Les Gheorghiu, un couple roumano-norvégien très pieux, arrivant de Roumanie, s’installent avec ses cinq enfants dans un village norvégien. Un jour, une professeur remarque des ecchymoses sur le cou d'une des enfants. L'Aide à l'Enfance intervient.
Mungiu a situé son scénario dans un pays du Nord car c'est là que la législation sur la protection des droits des enfants est la plus forte. De plus, il s'inspire d'un fait divers qui s'est produit en Norvège, pays qui a récemment était souvent critiqué pour sa précipitation dans les suspicions de violence faite aux enfants. Il contrebalance, dans l'intervention de représentants de la Roumanie dont les propos tenus ne sont pas plus mesurés.
Le réalisateur semble vouloir nous démontrer que les progressistes peuvent devenir aussi, si ce n'est plus, intolérants que les traditionnalistes. Le maintien d'une certaine mesure dans l'application de l'évolution des règles de vie semble le cœur de son sujet, ainsi que la polarisation de nos sociétés modernes.
La caméra en mouvement dès que les comédiens bougent et en plan fixe dès qu'ils se posent laisse voir une multitude de détails signifiants. Les comédiens Renate Reinsve, poignante, et Sebastian Stan, équivoque, sont excellents tout comme les enfants qui les accompagnent.
Dans son récit, Mungiu oppose deux visions de l'éducation des enfants sans prendre tout à fait partie et en laissant une part d'inconnue qui rend tout arbitrage compliqué. Le film d'une durée de 2h25 se regarde sans ennui, le récit étant suffisamment riche pour faire sans cesse chavirer nos certitudes. L'image finale donne un message d'espoir sur le pouvoir de l'amour sur toute forme de jugement.

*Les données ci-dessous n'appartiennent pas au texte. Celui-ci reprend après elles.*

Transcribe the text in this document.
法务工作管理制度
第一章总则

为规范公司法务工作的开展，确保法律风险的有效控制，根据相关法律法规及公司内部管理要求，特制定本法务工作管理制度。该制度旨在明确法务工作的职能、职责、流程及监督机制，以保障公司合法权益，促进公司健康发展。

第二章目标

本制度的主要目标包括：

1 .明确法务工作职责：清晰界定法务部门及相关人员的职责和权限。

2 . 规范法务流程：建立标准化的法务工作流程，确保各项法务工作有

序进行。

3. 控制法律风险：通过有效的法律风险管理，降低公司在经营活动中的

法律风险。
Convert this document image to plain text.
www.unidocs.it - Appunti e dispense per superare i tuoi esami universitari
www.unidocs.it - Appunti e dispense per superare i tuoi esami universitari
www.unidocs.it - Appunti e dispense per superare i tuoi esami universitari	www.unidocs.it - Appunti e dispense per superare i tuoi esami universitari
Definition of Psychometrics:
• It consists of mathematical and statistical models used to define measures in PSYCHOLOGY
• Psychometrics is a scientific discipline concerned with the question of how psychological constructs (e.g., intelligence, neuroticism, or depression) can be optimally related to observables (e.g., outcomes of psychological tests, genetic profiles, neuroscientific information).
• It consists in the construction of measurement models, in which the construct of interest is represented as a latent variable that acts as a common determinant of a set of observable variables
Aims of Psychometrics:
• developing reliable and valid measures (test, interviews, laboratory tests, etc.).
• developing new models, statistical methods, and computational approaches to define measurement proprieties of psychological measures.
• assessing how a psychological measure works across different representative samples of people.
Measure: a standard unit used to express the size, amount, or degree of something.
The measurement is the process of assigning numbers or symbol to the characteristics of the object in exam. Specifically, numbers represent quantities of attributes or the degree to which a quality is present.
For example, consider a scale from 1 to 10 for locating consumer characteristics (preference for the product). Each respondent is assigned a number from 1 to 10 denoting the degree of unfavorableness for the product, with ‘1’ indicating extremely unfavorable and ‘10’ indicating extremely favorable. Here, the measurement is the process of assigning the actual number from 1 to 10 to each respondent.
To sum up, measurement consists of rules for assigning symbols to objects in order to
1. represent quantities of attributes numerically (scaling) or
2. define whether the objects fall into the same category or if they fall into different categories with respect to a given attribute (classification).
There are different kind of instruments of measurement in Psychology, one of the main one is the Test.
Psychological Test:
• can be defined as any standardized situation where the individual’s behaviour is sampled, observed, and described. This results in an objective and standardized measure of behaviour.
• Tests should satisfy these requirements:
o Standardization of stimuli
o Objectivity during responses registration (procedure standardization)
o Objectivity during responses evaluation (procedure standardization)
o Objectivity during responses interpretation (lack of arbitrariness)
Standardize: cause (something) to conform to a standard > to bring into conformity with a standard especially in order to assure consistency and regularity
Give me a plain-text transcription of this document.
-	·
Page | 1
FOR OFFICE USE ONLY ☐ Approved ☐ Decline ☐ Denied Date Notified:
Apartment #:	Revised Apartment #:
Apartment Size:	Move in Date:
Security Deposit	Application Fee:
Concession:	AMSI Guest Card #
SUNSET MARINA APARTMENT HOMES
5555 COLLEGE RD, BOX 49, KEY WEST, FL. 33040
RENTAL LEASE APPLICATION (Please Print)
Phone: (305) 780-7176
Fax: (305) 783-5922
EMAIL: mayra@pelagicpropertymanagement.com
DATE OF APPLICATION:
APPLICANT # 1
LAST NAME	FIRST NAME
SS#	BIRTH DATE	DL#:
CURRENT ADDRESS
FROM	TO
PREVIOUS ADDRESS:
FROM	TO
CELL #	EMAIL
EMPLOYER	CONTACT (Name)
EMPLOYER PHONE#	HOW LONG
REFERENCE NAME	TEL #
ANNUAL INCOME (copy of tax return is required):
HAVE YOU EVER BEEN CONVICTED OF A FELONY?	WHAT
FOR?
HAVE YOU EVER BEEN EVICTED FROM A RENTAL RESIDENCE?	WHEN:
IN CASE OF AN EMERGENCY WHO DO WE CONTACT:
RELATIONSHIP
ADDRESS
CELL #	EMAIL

Un chef d’œuvre ! Le meilleur film de Cirtian Mungiu !
Une trés grande palme d'or plus que méritée.
Renate Reinsve incroyable avec un registre différent de celui qu'on lui connait dans Valeur sentimentale, Julie en 12 chapitres ou Back Room. Très émouvante.
Et marrant de voir Sébastien Stan sortir de son rôle d'Avengers ! il est passionnant dans de ce film. Le meilleur film que j'ai vu cette année en tout cas, un monument de subtilité et une ode au vivre ensemble dans notre société tellement clivée en ce moment.